There must also be a concern that casting aside someone who has been so intimately involved in the criminal activities of the administration—from torture to illegal detentions—could present serious dangers.

Of course, the bigger question in the purge of US attorneys is, why only eight? Presumably, if this relative handful of prosecutors was selected for firing, it is because the other 85 were doing the job that the Bush administration demanded—using the Justice Department as a kind of political police, dedicated to punishing the perceived enemies of the White House and protecting its friends.

Of equal significance is the administration’s invocation of a provision in the USA Patriot Act, passed and reauthorized with overwhelming bipartisan support, granting it power to fire and replace US attorneys with “interim” prosecutors for an indefinite period, without Senate approval.

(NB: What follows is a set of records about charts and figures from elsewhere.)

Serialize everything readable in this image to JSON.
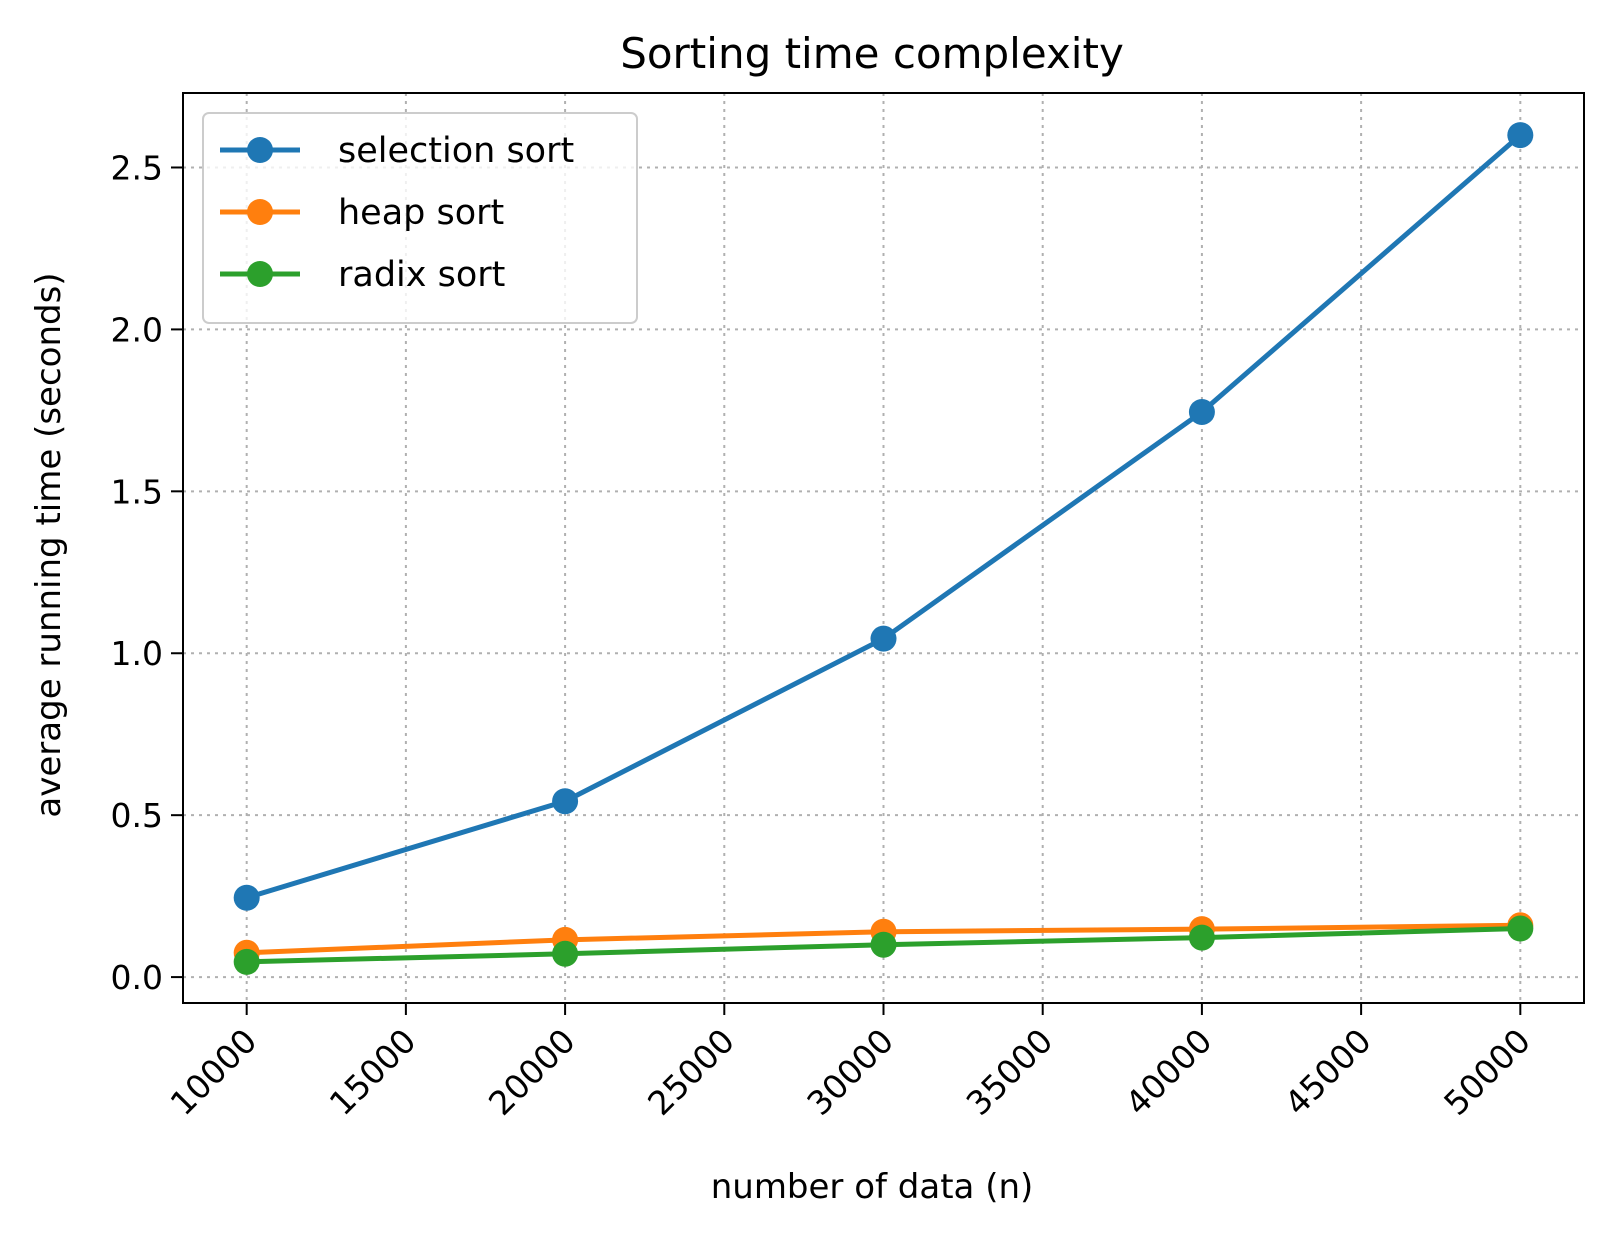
{
  "chart_data": {
    "type": "line",
    "title": "Sorting time complexity",
    "xlabel": "number of data (n)",
    "ylabel": "average running time (seconds)",
    "x": [
      10000,
      20000,
      30000,
      40000,
      50000
    ],
    "series": [
      {
        "name": "selection sort",
        "color": "#1f77b4",
        "values": [
          0.245,
          0.543,
          1.045,
          1.745,
          2.6
        ]
      },
      {
        "name": "heap sort",
        "color": "#ff7f0e",
        "values": [
          0.075,
          0.115,
          0.14,
          0.148,
          0.16
        ]
      },
      {
        "name": "radix sort",
        "color": "#2ca02c",
        "values": [
          0.047,
          0.072,
          0.1,
          0.122,
          0.15
        ]
      }
    ],
    "xlim": [
      8000,
      52000
    ],
    "ylim": [
      -0.08,
      2.73
    ],
    "xticks": [
      10000,
      15000,
      20000,
      25000,
      30000,
      35000,
      40000,
      45000,
      50000
    ],
    "xtick_labels": [
      "10000",
      "15000",
      "20000",
      "25000",
      "30000",
      "35000",
      "40000",
      "45000",
      "50000"
    ],
    "yticks": [
      0.0,
      0.5,
      1.0,
      1.5,
      2.0,
      2.5
    ],
    "ytick_labels": [
      "0.0",
      "0.5",
      "1.0",
      "1.5",
      "2.0",
      "2.5"
    ],
    "grid": true,
    "legend_position": "top-left",
    "marker": "circle"
  }
}
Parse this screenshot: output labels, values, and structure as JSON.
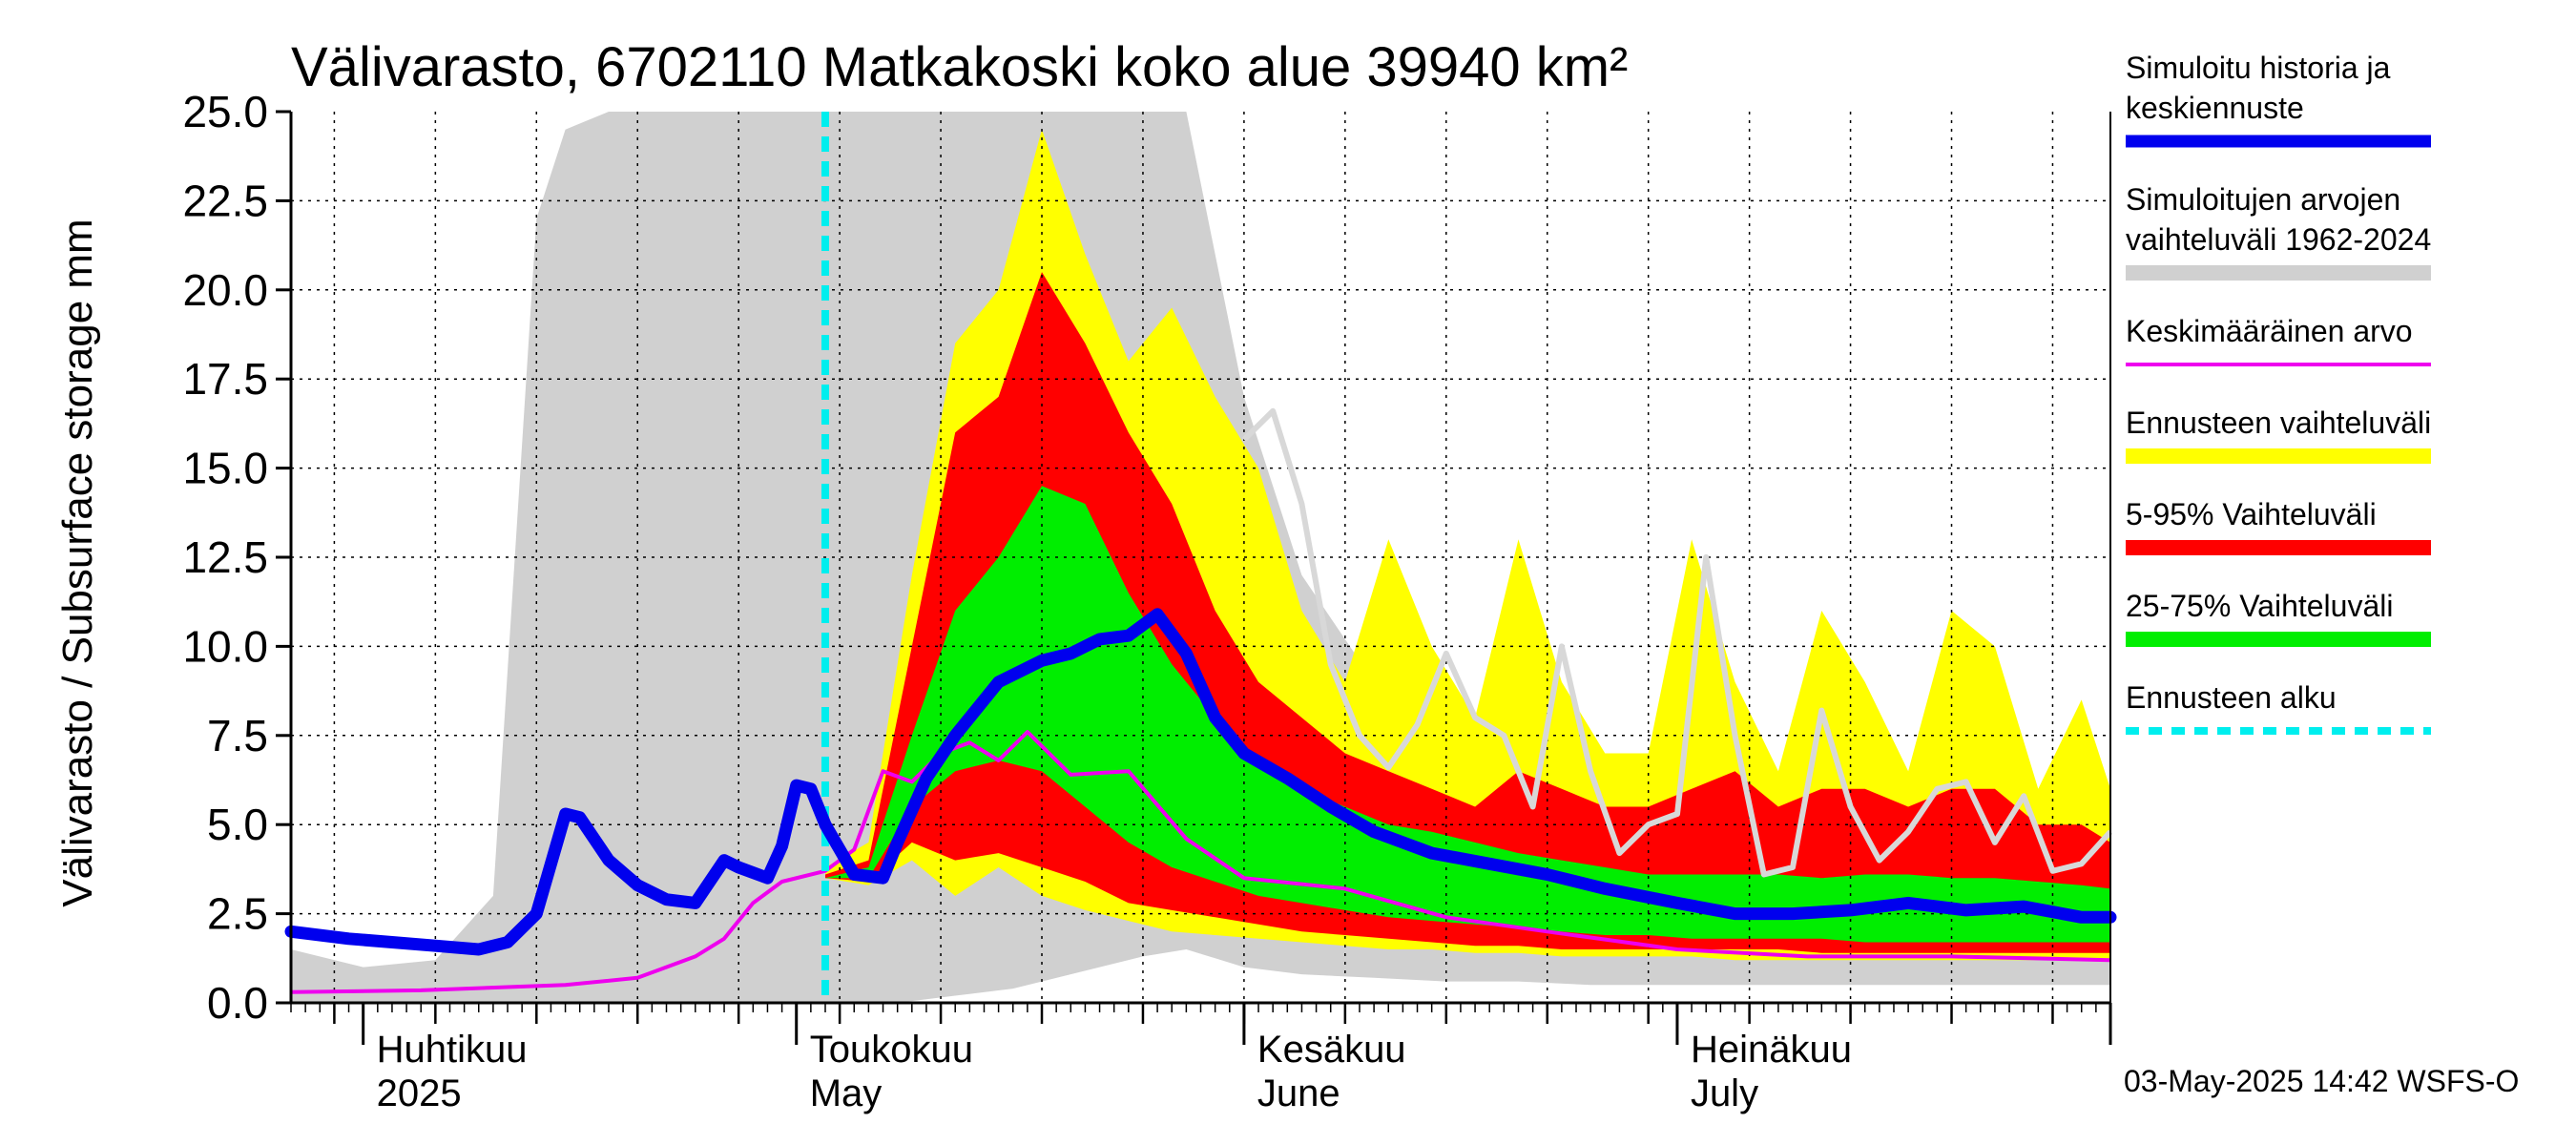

The provision, supposedly designed as part of the “war on terror,” was introduced entirely as a means of arrogating unfettered power by the administration.

Among the emails released to the Senate panel was another from Gonzales’s chief of staff to then-White House counsel Miers “strongly recommend[ing]” use of the Patriot Act provision. “If we don’t ever exercise it, then what’s the point of having it?” he wrote.

Leading Senate Democrats have seized on the revelations over the firings and Gonzales’s role to issue demands for his resignation and to denounce the administration. These same politicians, it should be recalled, took the deliberate decision two years ago to not block his nomination as attorney general with a filibuster. This was despite the fact that, as White House counsel, Gonzales had directed the issuance of legal memos justifying the use of torture and the tossing out of the Geneva Convention in dealing with prisoners taken in the US “global war on terror.”

To some extent, congressional Democrats have welcomed the chance to pillory Gonzales now as a means of diverting attention from the party’s open complicity with the Bush administration on the Iraq war.

What Gonzales’s Democratic critics fail to explain, however, is that the criminality exposed in the purge at the Justice Department and the criminality of the war itself are of a piece. They are both manifestations of an administration and a political establishment committed to the use of extra-constitutional powers, government secrecy and outright political repression and violence to defend the interests of America’s ruling financial aristocracy both at home and abroad.